You Don't Have to Raise the Average to Pull Your Weight
By Bryan Caplan
Since there’s a lot of interest in my case against high-IQ misanthropy, here’s a fuller discussion from Selfish Reasons to Have More Kids:
You Don’t Have to Raise the Average to Pull Your Weight
Eighty percent of success is showing up.
– Woody Allen
When asked, “Does the birth of another baby make the world better – or worse?,” I suspect that many secretly answer, “It depends on the baby.” If he grows up to be a scientist, they think the world’s better off. If he grows up to be a janitor, they think the world’s worse off. The implicit dividing line, apparently, is that people make the world a better place if and only if they raise average income.* If our average income is $50,000 a year, the birth of a future janitor supposedly impoverishes us by pulling down the average.
To modern ears, this “eugenic” perspective sounds true but cruel – like pointing out that someone is fat or ugly. But it’s usually not even true. Eugenicists mistake arithmetic for injury. A “burden on society” isn’t someone who produces less than average; it’s someone who consumes more than he produces. The birth of a future janitor is nothing to worry about as long as he’ll be self-supporting and peaceful. The vast majority of janitors are.

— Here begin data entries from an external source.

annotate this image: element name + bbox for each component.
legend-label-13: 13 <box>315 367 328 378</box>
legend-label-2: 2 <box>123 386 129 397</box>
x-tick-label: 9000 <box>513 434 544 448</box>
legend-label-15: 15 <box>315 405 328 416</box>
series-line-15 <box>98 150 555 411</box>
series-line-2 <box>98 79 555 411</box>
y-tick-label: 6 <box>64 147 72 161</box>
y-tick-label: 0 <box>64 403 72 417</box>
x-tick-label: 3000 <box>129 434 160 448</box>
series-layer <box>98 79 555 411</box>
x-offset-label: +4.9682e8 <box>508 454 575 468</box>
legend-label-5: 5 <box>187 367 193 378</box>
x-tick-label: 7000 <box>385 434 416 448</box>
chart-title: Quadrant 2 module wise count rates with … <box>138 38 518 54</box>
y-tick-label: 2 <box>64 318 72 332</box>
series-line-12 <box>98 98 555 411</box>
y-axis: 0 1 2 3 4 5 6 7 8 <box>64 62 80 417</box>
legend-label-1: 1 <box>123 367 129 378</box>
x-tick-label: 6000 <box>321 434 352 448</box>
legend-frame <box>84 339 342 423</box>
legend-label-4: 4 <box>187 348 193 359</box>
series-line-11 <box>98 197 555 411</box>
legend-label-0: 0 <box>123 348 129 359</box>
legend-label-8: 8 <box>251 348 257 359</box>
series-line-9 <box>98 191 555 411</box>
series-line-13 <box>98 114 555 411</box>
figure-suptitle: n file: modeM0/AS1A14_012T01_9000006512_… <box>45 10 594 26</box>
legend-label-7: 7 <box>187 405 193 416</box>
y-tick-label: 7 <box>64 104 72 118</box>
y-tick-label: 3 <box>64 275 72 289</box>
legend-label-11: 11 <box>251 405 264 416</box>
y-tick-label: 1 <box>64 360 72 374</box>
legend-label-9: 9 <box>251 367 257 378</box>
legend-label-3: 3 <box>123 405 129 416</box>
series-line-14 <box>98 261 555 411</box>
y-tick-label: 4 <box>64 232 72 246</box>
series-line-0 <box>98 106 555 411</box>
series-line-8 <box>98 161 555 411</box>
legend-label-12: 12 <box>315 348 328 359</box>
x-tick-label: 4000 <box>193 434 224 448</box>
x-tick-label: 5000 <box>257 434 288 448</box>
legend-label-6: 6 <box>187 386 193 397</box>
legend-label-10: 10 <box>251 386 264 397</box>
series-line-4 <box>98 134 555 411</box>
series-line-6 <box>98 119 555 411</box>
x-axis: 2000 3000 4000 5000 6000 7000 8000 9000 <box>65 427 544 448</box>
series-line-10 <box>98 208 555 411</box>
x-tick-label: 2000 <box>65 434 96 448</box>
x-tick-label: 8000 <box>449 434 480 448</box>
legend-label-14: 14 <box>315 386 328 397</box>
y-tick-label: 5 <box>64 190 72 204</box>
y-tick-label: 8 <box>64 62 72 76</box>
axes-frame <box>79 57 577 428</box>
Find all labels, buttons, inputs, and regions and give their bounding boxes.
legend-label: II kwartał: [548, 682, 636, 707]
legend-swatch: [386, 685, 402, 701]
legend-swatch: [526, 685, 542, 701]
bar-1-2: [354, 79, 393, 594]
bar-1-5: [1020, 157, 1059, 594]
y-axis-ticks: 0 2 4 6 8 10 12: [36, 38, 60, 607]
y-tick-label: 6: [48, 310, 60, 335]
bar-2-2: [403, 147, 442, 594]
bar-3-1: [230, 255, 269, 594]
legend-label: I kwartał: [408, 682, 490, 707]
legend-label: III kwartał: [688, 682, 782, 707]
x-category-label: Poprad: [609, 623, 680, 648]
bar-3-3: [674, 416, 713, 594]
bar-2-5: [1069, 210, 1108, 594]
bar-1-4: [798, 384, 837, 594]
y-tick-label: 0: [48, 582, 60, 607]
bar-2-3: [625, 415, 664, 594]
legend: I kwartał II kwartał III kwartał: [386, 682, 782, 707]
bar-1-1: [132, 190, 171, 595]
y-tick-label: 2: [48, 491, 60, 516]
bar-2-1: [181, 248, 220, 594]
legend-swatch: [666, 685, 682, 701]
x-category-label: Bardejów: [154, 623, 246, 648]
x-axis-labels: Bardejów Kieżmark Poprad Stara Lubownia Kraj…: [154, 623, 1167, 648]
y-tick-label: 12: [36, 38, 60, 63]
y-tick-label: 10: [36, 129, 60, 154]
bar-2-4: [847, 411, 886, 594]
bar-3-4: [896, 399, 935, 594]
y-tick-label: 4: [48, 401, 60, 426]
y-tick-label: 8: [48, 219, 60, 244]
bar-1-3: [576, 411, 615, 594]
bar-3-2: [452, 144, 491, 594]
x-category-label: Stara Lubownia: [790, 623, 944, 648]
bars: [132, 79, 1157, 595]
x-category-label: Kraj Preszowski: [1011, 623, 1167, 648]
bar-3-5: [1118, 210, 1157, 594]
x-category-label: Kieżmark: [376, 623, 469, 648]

When Danny DeVito enters a room, he reduces its occupants’ average height. But he doesn’t cause anyone to “lose height.” Shortness isn’t contagious. Neither is low income. A janitor earns less than average, but his existence doesn’t impoverish his fellow citizens.

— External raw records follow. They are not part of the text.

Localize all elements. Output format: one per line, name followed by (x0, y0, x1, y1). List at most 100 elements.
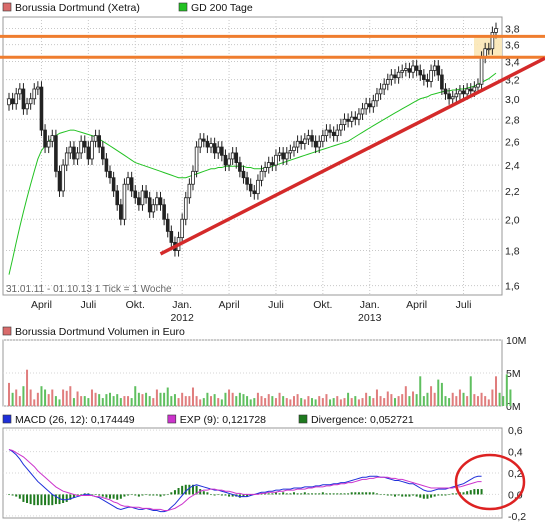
divergence-bar (394, 494, 396, 496)
candle-body (242, 171, 245, 177)
volume-bar (347, 393, 349, 406)
volume-bar (174, 394, 176, 406)
volume-bar (372, 398, 374, 406)
divergence-bar (358, 492, 360, 494)
price-y-tick-label: 2,0 (505, 214, 520, 226)
volume-bar (416, 394, 418, 406)
divergence-bar (214, 494, 216, 495)
volume-bar (318, 396, 320, 406)
volume-bar (138, 393, 140, 406)
candle-body (462, 91, 465, 94)
volume-bar (506, 374, 508, 406)
volume-bar (311, 398, 313, 406)
candle-body (477, 84, 480, 87)
candle-body (437, 66, 440, 75)
divergence-bar (437, 494, 439, 495)
candle-body (383, 84, 386, 89)
volume-bar (491, 390, 493, 407)
volume-bar (343, 398, 345, 406)
volume-bar (300, 398, 302, 406)
candle-body (390, 75, 393, 80)
volume-bar (351, 398, 353, 406)
divergence-bar (123, 494, 125, 496)
volume-bar (253, 398, 255, 406)
volume-bar (437, 380, 439, 406)
volume-bar (365, 393, 367, 406)
volume-bar (466, 396, 468, 406)
volume-bar (430, 386, 432, 406)
candle-body (404, 69, 407, 71)
candle-body (206, 141, 209, 147)
divergence-bar (441, 494, 443, 495)
candle-body (451, 97, 454, 99)
divergence-bar (365, 492, 367, 494)
candle-body (307, 136, 310, 139)
divergence-bar (181, 486, 183, 495)
candle-body (73, 147, 76, 159)
candle-body (354, 117, 357, 119)
volume-bar (131, 398, 133, 406)
divergence-bar (167, 494, 169, 495)
price-x-tick-label: April (31, 299, 52, 311)
legend-label: GD 200 Tage (191, 2, 253, 14)
volume-bar (188, 396, 190, 406)
candle-body (65, 153, 68, 165)
volume-bar (206, 393, 208, 406)
divergence-bar (481, 489, 483, 494)
volume-bar (452, 393, 454, 406)
divergence-bar (203, 491, 205, 494)
volume-bar (257, 393, 259, 406)
divergence-bar (343, 493, 345, 494)
price-y-tick-label: 2,4 (505, 160, 520, 172)
candle-body (257, 180, 260, 193)
price-y-tick-label: 2,8 (505, 114, 520, 126)
candle-body (15, 94, 18, 104)
volume-bar (286, 398, 288, 406)
legend-label: Borussia Dortmund (Xetra) (15, 2, 140, 14)
candle-body (368, 104, 371, 107)
volume-bar (203, 398, 205, 406)
divergence-bar (430, 494, 432, 497)
volume-bar (354, 396, 356, 406)
candle-body (26, 104, 29, 109)
divergence-bar (329, 493, 331, 494)
candle-body (412, 66, 415, 72)
divergence-bar (33, 494, 35, 505)
volume-bar (127, 396, 129, 406)
divergence-bar (311, 493, 313, 494)
volume-bar (297, 394, 299, 406)
volume-bar (282, 396, 284, 406)
candle-body (235, 153, 238, 163)
volume-bar (235, 396, 237, 406)
volume-bar (289, 399, 291, 406)
volume-bar (232, 393, 234, 406)
divergence-bar (434, 494, 436, 496)
volume-bar (84, 396, 86, 406)
volume-bar (217, 398, 219, 406)
volume-bar (224, 393, 226, 406)
candle-body (202, 139, 205, 141)
period-info: 31.01.11 - 01.10.13 1 Tick = 1 Woche (6, 284, 172, 295)
candle-body (69, 147, 72, 153)
candle-body (282, 153, 285, 159)
divergence-bar (318, 493, 320, 494)
macd-y-tick-label: -0,2 (508, 511, 526, 523)
candle-body (487, 49, 490, 50)
candle-body (101, 147, 104, 159)
volume-bar (163, 393, 165, 406)
candle-body (80, 141, 83, 153)
candle-body (94, 136, 97, 142)
volume-bar (394, 398, 396, 406)
volume-bar (470, 376, 472, 406)
candle-body (192, 171, 195, 184)
volume-y-tick-label: 5M (506, 368, 521, 380)
volume-bar (495, 376, 497, 406)
price-y-tick-label: 1,6 (505, 281, 520, 293)
divergence-bar (401, 494, 403, 496)
divergence-bar (134, 494, 136, 495)
candle-body (491, 32, 494, 48)
price-x-tick-label: Okt. (313, 299, 332, 311)
candle-body (98, 136, 101, 147)
price-y-tick-label: 3,0 (505, 94, 520, 106)
volume-bar (423, 396, 425, 406)
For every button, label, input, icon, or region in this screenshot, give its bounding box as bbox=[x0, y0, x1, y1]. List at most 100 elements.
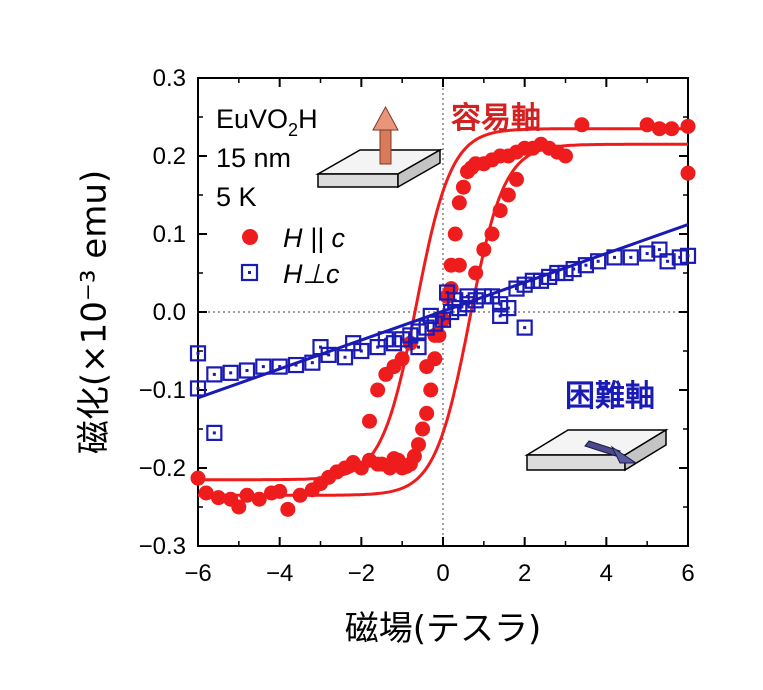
hard-axis-slab-icon bbox=[524, 428, 669, 472]
data-point-perpendicular-center bbox=[212, 372, 216, 376]
data-point-perpendicular bbox=[671, 249, 688, 266]
data-point-perpendicular bbox=[189, 380, 207, 397]
data-point-perpendicular-center bbox=[474, 298, 478, 302]
data-point-perpendicular-center bbox=[417, 345, 420, 349]
data-point-parallel bbox=[509, 171, 524, 187]
thickness-label: 15 nm bbox=[216, 143, 291, 173]
data-point-perpendicular-center bbox=[506, 306, 510, 310]
data-point-parallel bbox=[451, 195, 467, 211]
data-point-perpendicular bbox=[271, 358, 288, 375]
x-axis-label: 磁場(テスラ) bbox=[345, 609, 542, 649]
data-point-parallel bbox=[239, 487, 255, 503]
y-tick-label: 0.0 bbox=[153, 299, 186, 326]
data-point-perpendicular-center bbox=[498, 314, 502, 318]
data-point-perpendicular bbox=[189, 345, 207, 362]
data-point-perpendicular-center bbox=[666, 259, 670, 263]
data-point-perpendicular-center bbox=[278, 365, 282, 369]
data-point-perpendicular-center bbox=[417, 330, 420, 333]
y-axis-ticks: 0.3 0.2 0.1 0.0 −0.1 −0.2 −0.3 bbox=[139, 65, 688, 560]
data-point-perpendicular-center bbox=[441, 318, 445, 322]
data-point-parallel bbox=[190, 470, 206, 486]
data-point-perpendicular bbox=[443, 303, 460, 321]
data-point-perpendicular-center bbox=[539, 279, 543, 283]
data-point-perpendicular bbox=[639, 245, 656, 262]
data-point-perpendicular-center bbox=[294, 363, 298, 367]
x-tick-label: −2 bbox=[348, 560, 375, 587]
data-point-perpendicular-center bbox=[196, 351, 200, 355]
hard-axis-label: 困難軸 bbox=[565, 379, 655, 414]
data-point-parallel bbox=[280, 501, 296, 517]
data-point-parallel bbox=[251, 491, 267, 507]
easy-axis-slab-icon bbox=[315, 105, 443, 189]
data-point-perpendicular-center bbox=[429, 314, 433, 318]
data-point-perpendicular bbox=[385, 335, 403, 352]
data-point-perpendicular bbox=[565, 261, 582, 278]
data-point-perpendicular-center bbox=[466, 294, 469, 298]
data-point-perpendicular-center bbox=[408, 333, 412, 337]
data-point-parallel bbox=[272, 483, 288, 499]
data-point-parallel bbox=[451, 257, 467, 273]
y-tick-label: −0.3 bbox=[139, 533, 186, 560]
data-point-perpendicular-center bbox=[445, 291, 449, 294]
data-point-parallel bbox=[419, 359, 435, 375]
data-point-perpendicular bbox=[206, 366, 223, 383]
sample-label: EuVO2H bbox=[216, 104, 318, 140]
data-point-parallel bbox=[210, 490, 226, 506]
data-point-parallel bbox=[411, 437, 426, 453]
data-point-perpendicular bbox=[659, 253, 676, 270]
data-point-perpendicular bbox=[679, 247, 697, 264]
legend-label-perpendicular: H⊥c bbox=[283, 259, 340, 289]
data-point-perpendicular bbox=[222, 364, 239, 381]
y-axis-label: 磁化(×10⁻³ emu) bbox=[75, 170, 115, 454]
y-tick-label: 0.1 bbox=[153, 221, 186, 248]
data-point-parallel bbox=[447, 226, 463, 242]
data-point-perpendicular-center bbox=[686, 254, 690, 258]
data-point-perpendicular bbox=[394, 331, 411, 348]
data-point-perpendicular-center bbox=[596, 259, 600, 263]
data-point-perpendicular-center bbox=[564, 271, 567, 275]
legend-marker-parallel bbox=[242, 229, 258, 245]
data-point-perpendicular bbox=[516, 319, 533, 336]
data-point-parallel bbox=[492, 203, 508, 219]
data-point-parallel bbox=[198, 485, 214, 501]
data-point-parallel bbox=[231, 499, 247, 515]
temperature-label: 5 K bbox=[216, 182, 257, 212]
data-point-perpendicular-center bbox=[482, 294, 486, 298]
data-point-perpendicular bbox=[577, 257, 595, 274]
data-point-perpendicular bbox=[459, 288, 476, 305]
data-point-perpendicular-center bbox=[629, 255, 633, 259]
data-markers bbox=[189, 117, 697, 517]
data-point-parallel bbox=[664, 121, 680, 137]
data-point-perpendicular bbox=[238, 362, 256, 379]
data-point-parallel bbox=[651, 121, 667, 137]
data-point-perpendicular bbox=[508, 280, 525, 297]
data-point-perpendicular bbox=[516, 276, 533, 293]
data-point-perpendicular bbox=[447, 292, 464, 309]
data-point-perpendicular bbox=[651, 241, 668, 258]
data-point-perpendicular bbox=[304, 354, 321, 371]
data-point-perpendicular-center bbox=[392, 341, 396, 345]
data-point-perpendicular-center bbox=[449, 310, 453, 314]
data-point-parallel bbox=[484, 226, 500, 242]
data-point-perpendicular-center bbox=[515, 287, 518, 291]
data-point-perpendicular bbox=[410, 323, 427, 340]
data-point-parallel bbox=[500, 187, 516, 203]
data-point-perpendicular-center bbox=[212, 431, 216, 435]
data-point-parallel bbox=[639, 117, 655, 133]
data-point-perpendicular-center bbox=[523, 326, 527, 330]
data-point-perpendicular-center bbox=[584, 263, 588, 267]
data-point-perpendicular bbox=[606, 249, 623, 266]
fit-hard bbox=[197, 223, 689, 400]
data-point-perpendicular bbox=[492, 307, 509, 324]
x-tick-label: −4 bbox=[266, 560, 293, 587]
data-point-perpendicular-center bbox=[343, 355, 347, 359]
easy-axis-label: 容易軸 bbox=[451, 101, 541, 136]
legend-marker-perpendicular bbox=[240, 263, 259, 282]
data-point-parallel bbox=[574, 117, 590, 133]
data-point-parallel bbox=[476, 242, 492, 258]
data-point-perpendicular bbox=[345, 335, 362, 352]
data-point-perpendicular bbox=[402, 327, 419, 344]
data-point-parallel bbox=[415, 421, 431, 437]
data-point-perpendicular bbox=[541, 268, 558, 285]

Does the world really need another janitor? Absolutely. If janitors weren’t useful, employers wouldn’t pay them $20,000 for a year of their time. Many think there’s no place for unskilled workers in the high-tech economy of the future, but someone has to do their jobs. When there aren’t enough unskilled workers to wash dishes and collect garbage, skilled workers pick up the slack – and their other talents go to waste. If Bill Gates spent half his time cleaning his own office, making his own meals, and watching his own kids, he’d discover far fewer new ideas to enrich us all.
* The second most-popular dividing line is probably between above- and below-average intelligence. The famous eugenicist Karl Pearson maintained that “the sole condition under which… immigration should be allowed” is when the immigrants “form from the standpoint of intelligence a group markedly superior to our natives.” Quoted in David Levy and Sandra Peart, “Statistical Prejudice: From Eugenics to Immigrants.” European Journal of Political Economy 2004, p.16.